Диалектика общего и частного, правила и включенного исключения – вот тот интеллектуальный контекст, в котором проблема голой жизни становится мыслимой. Для мысли открыта подвижность различий, которая производит реальность. Всякий разговор о возможном разрешении проблемы произведения голой жизни будет звучать неизбежно наивно – в самом деле, нельзя просто так, исходя из какой-то гуманистической прихоти, отказаться от наиболее фундаментальных форм человеческого мышления. Имея в виду эти формы, можно сказать: однажды случившееся в истории отныне и впредь необратимо.

Также нет речи о том, чтобы вновь запустить, хорошенько ее откалибровав, машину различения биос и дзоэ. Эта старая мечта пресыщенных интеллектуалов, мечта о возвращении к грекам все так же сомнительна, если не прямо постыдна. Ведь и сами греки, жившие в данном различении, не избежали биополитического капкана – об этом свидетельствуют включенные исключения сведенных к голой жизни рабов, дегуманизация так называемых варваров (то есть попросту других) и политических (религиозных) отступников вроде Сократа. Не лучшим образом дела обстояли при безраздельном христианстве: биополитика инквизиции и Крестовых походов, гонения еретиков, бесправие сервов и прочее. Все выглядит так, что биополитика – это судьба.
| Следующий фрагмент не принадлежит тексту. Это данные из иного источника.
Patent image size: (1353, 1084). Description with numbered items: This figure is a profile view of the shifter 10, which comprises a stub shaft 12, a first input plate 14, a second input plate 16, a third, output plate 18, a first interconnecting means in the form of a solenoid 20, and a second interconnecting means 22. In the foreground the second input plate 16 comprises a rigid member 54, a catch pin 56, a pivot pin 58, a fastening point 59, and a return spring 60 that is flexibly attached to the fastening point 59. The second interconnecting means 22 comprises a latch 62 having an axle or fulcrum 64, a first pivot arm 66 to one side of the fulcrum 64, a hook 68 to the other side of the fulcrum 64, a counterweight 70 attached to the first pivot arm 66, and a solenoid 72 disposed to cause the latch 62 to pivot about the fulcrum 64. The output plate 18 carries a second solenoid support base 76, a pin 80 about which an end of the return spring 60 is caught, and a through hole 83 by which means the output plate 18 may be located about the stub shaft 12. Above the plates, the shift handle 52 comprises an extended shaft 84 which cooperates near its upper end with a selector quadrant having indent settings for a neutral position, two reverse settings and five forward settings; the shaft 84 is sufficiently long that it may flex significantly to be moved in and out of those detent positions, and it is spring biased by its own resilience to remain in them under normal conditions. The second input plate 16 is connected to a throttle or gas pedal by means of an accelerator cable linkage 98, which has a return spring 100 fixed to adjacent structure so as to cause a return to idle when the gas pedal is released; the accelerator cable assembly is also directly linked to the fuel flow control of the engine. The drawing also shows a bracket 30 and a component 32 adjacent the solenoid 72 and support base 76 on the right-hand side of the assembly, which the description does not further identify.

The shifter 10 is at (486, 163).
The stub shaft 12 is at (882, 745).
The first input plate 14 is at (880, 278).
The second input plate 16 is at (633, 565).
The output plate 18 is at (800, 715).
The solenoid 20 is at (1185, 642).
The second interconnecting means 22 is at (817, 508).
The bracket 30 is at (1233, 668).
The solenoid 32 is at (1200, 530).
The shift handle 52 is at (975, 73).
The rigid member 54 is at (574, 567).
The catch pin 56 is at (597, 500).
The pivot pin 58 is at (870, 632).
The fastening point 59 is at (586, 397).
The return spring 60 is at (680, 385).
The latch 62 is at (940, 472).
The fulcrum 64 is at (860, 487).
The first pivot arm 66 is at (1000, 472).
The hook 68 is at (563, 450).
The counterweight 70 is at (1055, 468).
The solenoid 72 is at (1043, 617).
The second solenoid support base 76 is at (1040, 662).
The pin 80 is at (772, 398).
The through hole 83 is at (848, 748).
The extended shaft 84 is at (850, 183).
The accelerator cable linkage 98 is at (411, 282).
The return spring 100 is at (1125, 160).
Агамбен не предлагает решения этой проблемы – он предлагает новый контекст, иную интеллектуальную перспективу, в которой вещи могут быть увидены по-другому, не с точки зрения бессознательного фатума. Перспектива эта нова, конечно, в весьма относительной степени. Сделать к ней первое приближение, на мой взгляд, удобней всего со стороны феноменологии, но с той существенной оговоркой, что мы рискнем помыслить феноменологию без перехода к так называемой эйдетической редукции. Переход от феномена к эйдосу, понятому в рамках платонической традиции, то есть переход от явления к его предполагаемо чистому интеллигибельному бытию всегда оказывается метафизическим прыжком – как в случае с наблюдаемым кубом, который никогда не дан в опыте как целое, со всех сторон сразу – в «идее». Наблюдаемый куб в силу своей ежемоментной неполноценности, принципиальной незавершенности в самом наблюдении – куб этот сопротивляется всякой редукции к сущности, которая окажется насилием над феноменом. Тогда противоположным насилию всяких редукций будет простое допущение, что куб действительно является – видится – неполноценным, незавершенным, частичным – попытка дать кубу возможность быть именно таким, какой он есть: не сущностным, но существующим – в недостатке.